- Rubens Ometto afirmou que a recuperação extrajudicial da Raízen será bem-sucedida, com a renegociação da dívida de R$ 64,7 bilhões.
- A Raízen já obteve apoio de mais de 80% dos credores para o plano, que precisa da homologação de um juiz.
- O acordo prevê a separação das atividades da Raízen, hoje a terceira maior distribuidora de combustíveis do país.
- A Shell aportará R$ 3,5 bilhões, e Rubens Ometto pode investir até R$ 500 milhões por meio do fundo familiar Aguassanta, recebendo ações ordinárias.
- O grupo IG4 entrou nas negociações, buscando ter participação majoritária por meio de um fundo de investimento que deterá as ações.

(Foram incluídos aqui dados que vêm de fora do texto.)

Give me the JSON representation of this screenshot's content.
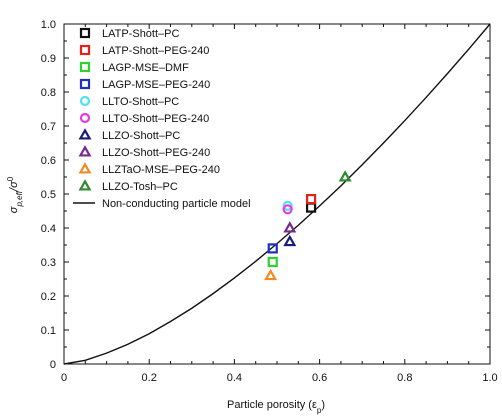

O controlador do grupo Cosan, Rubens Ometto, disse nesta segunda-feira, 22, que o processo de recuperação extrajudicial da Raízen tende a ser bem-sucedido. A afirmação ocorreu após evento com o presidente Luiz Inácio Lula da Silva, no Rio de Janeiro. A Raízen busca renegociar uma dívida de cerca de R$ 64,7 bilhões.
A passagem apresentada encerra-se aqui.